The gentlemen were slightly less easy to predict, with Daniel Day-Lewis winning Best Actor in a Leading Role for ‘Lincoln’ and the charismatic Christoph Waltz for Supporting Role in ‘Django Unchained.’ Both performances were pretty undeniable, but some may have wondered if Bradley Cooper (‘Silver Linings Playbook’) or High Jackman (‘Les Misérables’) would have taken Leading Role because all three men were particularly distinct and the top of their game. Cooper especially might just have made a new name for himself, taking on a role about someone struggling with bi-polar disorder. It was serious step in his career that was beautiful to watch, as every turn of his performance struck deeply and beyond what we might have expected from him after having done more rough comedy and thrillers in the past. And Waltz is just a winning actor, taking home the same award for ‘Inglorious Actor’ in 2009. He has a wit and fierce charm that always keeps us intrigued. Robert De Niro (‘Silver Linings Playbook’) was a much talked about competitor who would have also been deserving if not for the striking uniqueness of Waltz’s bounty hunter character, Dr.
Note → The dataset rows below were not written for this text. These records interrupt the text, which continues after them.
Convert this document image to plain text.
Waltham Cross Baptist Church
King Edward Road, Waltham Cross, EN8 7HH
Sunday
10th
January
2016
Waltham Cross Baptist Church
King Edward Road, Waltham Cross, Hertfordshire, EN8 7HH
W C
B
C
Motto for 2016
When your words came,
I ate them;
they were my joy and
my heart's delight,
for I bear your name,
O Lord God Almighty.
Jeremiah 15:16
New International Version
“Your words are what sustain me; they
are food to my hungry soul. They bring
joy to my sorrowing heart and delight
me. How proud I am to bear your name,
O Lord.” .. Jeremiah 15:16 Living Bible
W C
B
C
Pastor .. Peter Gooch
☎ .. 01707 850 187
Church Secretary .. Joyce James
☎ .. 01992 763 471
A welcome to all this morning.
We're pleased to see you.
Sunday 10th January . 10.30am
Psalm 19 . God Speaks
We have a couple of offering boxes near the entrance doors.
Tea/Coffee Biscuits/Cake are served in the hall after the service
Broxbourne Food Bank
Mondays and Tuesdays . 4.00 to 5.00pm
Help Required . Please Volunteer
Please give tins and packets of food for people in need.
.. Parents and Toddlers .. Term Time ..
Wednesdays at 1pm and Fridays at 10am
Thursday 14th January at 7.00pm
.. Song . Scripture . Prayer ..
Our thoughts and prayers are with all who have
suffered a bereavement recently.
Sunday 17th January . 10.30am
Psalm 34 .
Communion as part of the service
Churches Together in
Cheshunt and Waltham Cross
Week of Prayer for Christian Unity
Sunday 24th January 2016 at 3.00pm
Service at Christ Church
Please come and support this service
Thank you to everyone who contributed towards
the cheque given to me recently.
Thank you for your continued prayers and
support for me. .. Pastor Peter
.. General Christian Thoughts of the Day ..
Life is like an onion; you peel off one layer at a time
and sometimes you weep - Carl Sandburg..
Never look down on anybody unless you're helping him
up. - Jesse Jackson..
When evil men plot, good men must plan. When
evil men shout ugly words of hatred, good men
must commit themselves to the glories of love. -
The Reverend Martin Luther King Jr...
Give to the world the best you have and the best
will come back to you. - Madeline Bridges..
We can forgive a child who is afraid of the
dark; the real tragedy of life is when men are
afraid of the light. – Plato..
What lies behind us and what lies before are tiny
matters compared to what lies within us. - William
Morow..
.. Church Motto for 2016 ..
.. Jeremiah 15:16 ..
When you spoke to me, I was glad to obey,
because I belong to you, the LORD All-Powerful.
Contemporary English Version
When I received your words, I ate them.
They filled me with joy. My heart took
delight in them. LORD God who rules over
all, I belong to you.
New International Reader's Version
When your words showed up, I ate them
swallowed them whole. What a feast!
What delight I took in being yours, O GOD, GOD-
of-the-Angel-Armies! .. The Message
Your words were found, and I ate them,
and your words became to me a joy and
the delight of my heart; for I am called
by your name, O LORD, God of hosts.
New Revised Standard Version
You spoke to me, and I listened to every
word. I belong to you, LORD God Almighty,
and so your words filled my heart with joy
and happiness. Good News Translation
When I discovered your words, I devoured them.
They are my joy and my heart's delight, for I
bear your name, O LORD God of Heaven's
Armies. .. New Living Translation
King Schultz, that worked really well.
Other big prizes like Best Director (Ang Lee for ‘Life of Pi’), Best Foreign Film (‘Amour’), Best Original Song (Adele’s ‘Skyfall’), and Best Animated Feature (Pixar’s ‘Brave’) were for the most part expected although David O. Russell could have been a close second for Best Director with ‘Silver Linings Playbook.’ Many were surprised when Ben Affleck wasn’t even nominated for Best Director back in January because ‘Argo’ was such a success. Even the questionable host Seth MacFarlane delivered a nice joke saying the story of ‘Argo’ was ‘so top secret that the film’s director is unknown to the academy.’ And a moment of recognition for other talents and products in the industry that were wrongfully snubbed from this year’s nominations: for Best Director, Quentin Tarantino (‘Django Unchained’), Kathryn Bigelow (‘Zero Dark Thirty’), and Tom Hooper (‘Les Misérables’) didn’t somehow make the cut. For Best Foreign Film, France’s multi-award winning ‘The Intouchables’ about the bond formed between a quadriplegic and his one-of-a-kind caretaker, failed to make the running. And some original songs like ‘Learn Me Right,’ a collaboration between Mumford & Sons and Birdy for ‘Brave,’ were left out of the race. These omissions did not go unnoticed and were buzzed about in the media quite a bit. Nominee or not, it was a talented year and no worries Ben, you and the team still stole the show.